In 2013, when my co-founder and I started Iodine, we--like pretty much any startup--suffered from certain delusions of grandeur. Our slick slide deck touted our esteemed
pedigrees, our unfair advantages, and our uniquely brilliant business idea. We were talented, experienced, and absolutely original.
In truth, we were riding in on a pretty crowded bandwagon--one called big data. We, like a lot of others, saw an opportunity to gather large amounts of information (in our case, about people's real-world experiences with medications) and put computation to work. Data would go into our black box, analytics would happen, and out would pop insights and predictions that correlated to better outcomes. Lives would be saved. Money would be made. Particularly for health care, data is widely seen as an elixir that will revolutionize an ossified industry, rooting out waste and failure and bringing intelligence to the marketplace. But the same big-data demos were being done in many sectors, including transportation, security, agriculture, and finance. Angel List tracks nearly 5,000 big-data startups in its database.
The trouble is that many of these companies got distracted, you know, starting up a company, so the data and analytics projects were back-burnered, and then allowed to go cold. "Big-data confessional" is one of my favorite startup parlor games--getting other founders to admit they never got around to creating the intelligence engines they had once dreamed of. Time and again, short-term demands superseded long-term data dreams.
I've come to believe that the only way to do big data right is to do it from day one. At Iodine, we had a long list of data-driven ambitions, many of which never saw the light of day. But we did, thankfully, build out some analytics capacity in our early days, and since then we have often gone back and improved or fixed our data warehouse and infrastructure. It helps that my co-founder's pedigree is indeed exceptional. He spent time building data tools at Google. But our success here owes as much to just doing the work when there have been so many competing priorities.

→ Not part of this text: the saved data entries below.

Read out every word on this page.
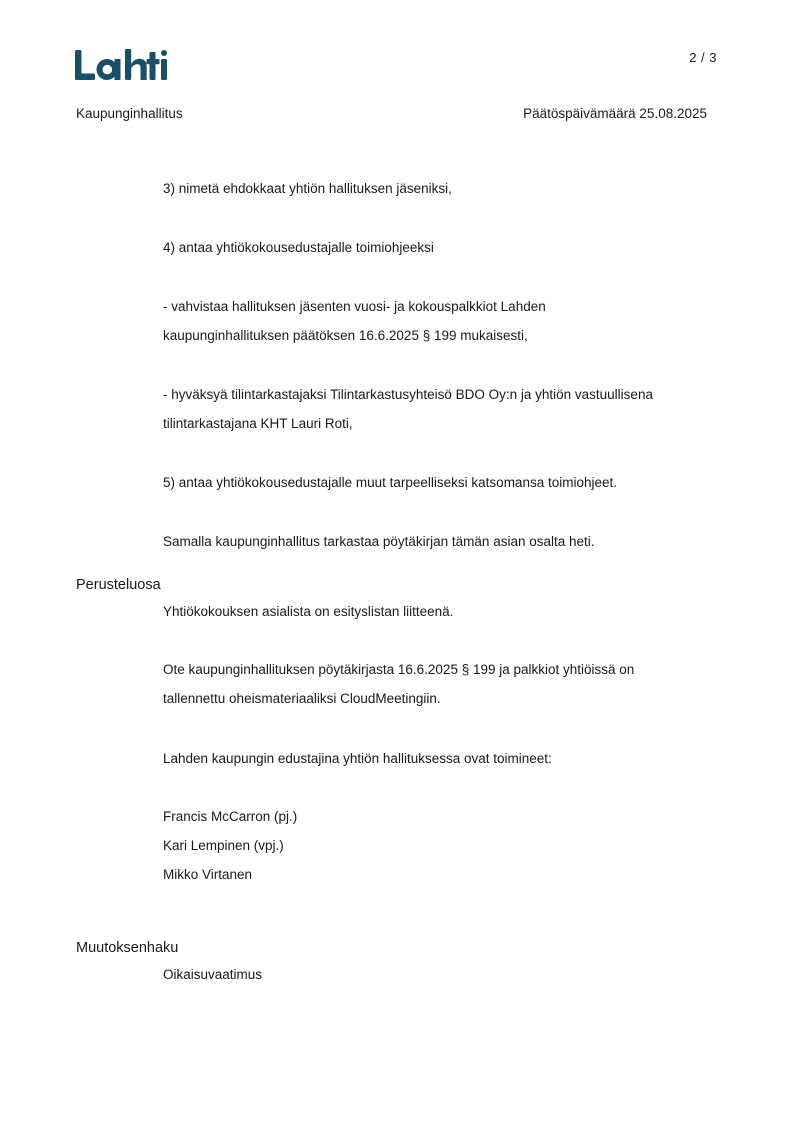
2 / 3
Kaupunginhallitus	Päätöspäivämäärä 25.08.2025
3) nimetä ehdokkaat yhtiön hallituksen jäseniksi,
4) antaa yhtiökokousedustajalle toimiohjeeksi
- vahvistaa hallituksen jäsenten vuosi- ja kokouspalkkiot Lahden
kaupunginhallituksen päätöksen 16.6.2025 § 199 mukaisesti,
- hyväksyä tilintarkastajaksi Tilintarkastusyhteisö BDO Oy:n ja yhtiön vastuullisena
tilintarkastajana KHT Lauri Roti,
5) antaa yhtiökokousedustajalle muut tarpeelliseksi katsomansa toimiohjeet.
Samalla kaupunginhallitus tarkastaa pöytäkirjan tämän asian osalta heti.
Perusteluosa
Yhtiökokouksen asialista on esityslistan liitteenä.
Ote kaupunginhallituksen pöytäkirjasta 16.6.2025 § 199 ja palkkiot yhtiöissä on
tallennettu oheismateriaaliksi CloudMeetingiin.
Lahden kaupungin edustajina yhtiön hallituksessa ovat toimineet:
Francis McCarron (pj.)
Kari Lempinen (vpj.)
Mikko Virtanen
Muutoksenhaku
Oikaisuvaatimus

And there's the rub: As easy as it may be to talk big about big data, the actual doing is a slog--plumbing and janitorial tasks that take a lot of effort and yield marginal benefits. For many companies, that work seems less rewarding than doing the stuff that actually might drive hockey stick growth. Which is pretty rational, when you think about it.
These days, big data doesn't quite have the buzz it once did, but its progeny--machine learning and deep learning and artificial intelligence--are sown into pitch decks and business plans like magic beans. The same story applies: If you're planning on using one of them someday, then it's probably never going to happen.
And this goes beyond data and analytics. Any startup with some sliver of change-the-world ambition has a two-step strategy. Today we're doing X, but tomorrow we'll be doing Y--that's what we're really building, they whisper. Trouble is, tomorrow is a long way
off. And if X starts to drive revenue and growth, it's almost impossible to shift to Y without jeopardizing any current success.
If you really want to be driven by data or A.I. or deep learning or whatever, the best time to create that capacity is on day one. Figure out how it aligns with your business plan and revenue strategy. And if it doesn't, either change the business or stop kidding yourself that you'll get around to it. The best time to build the startup of your dreams is before you've started building anything else.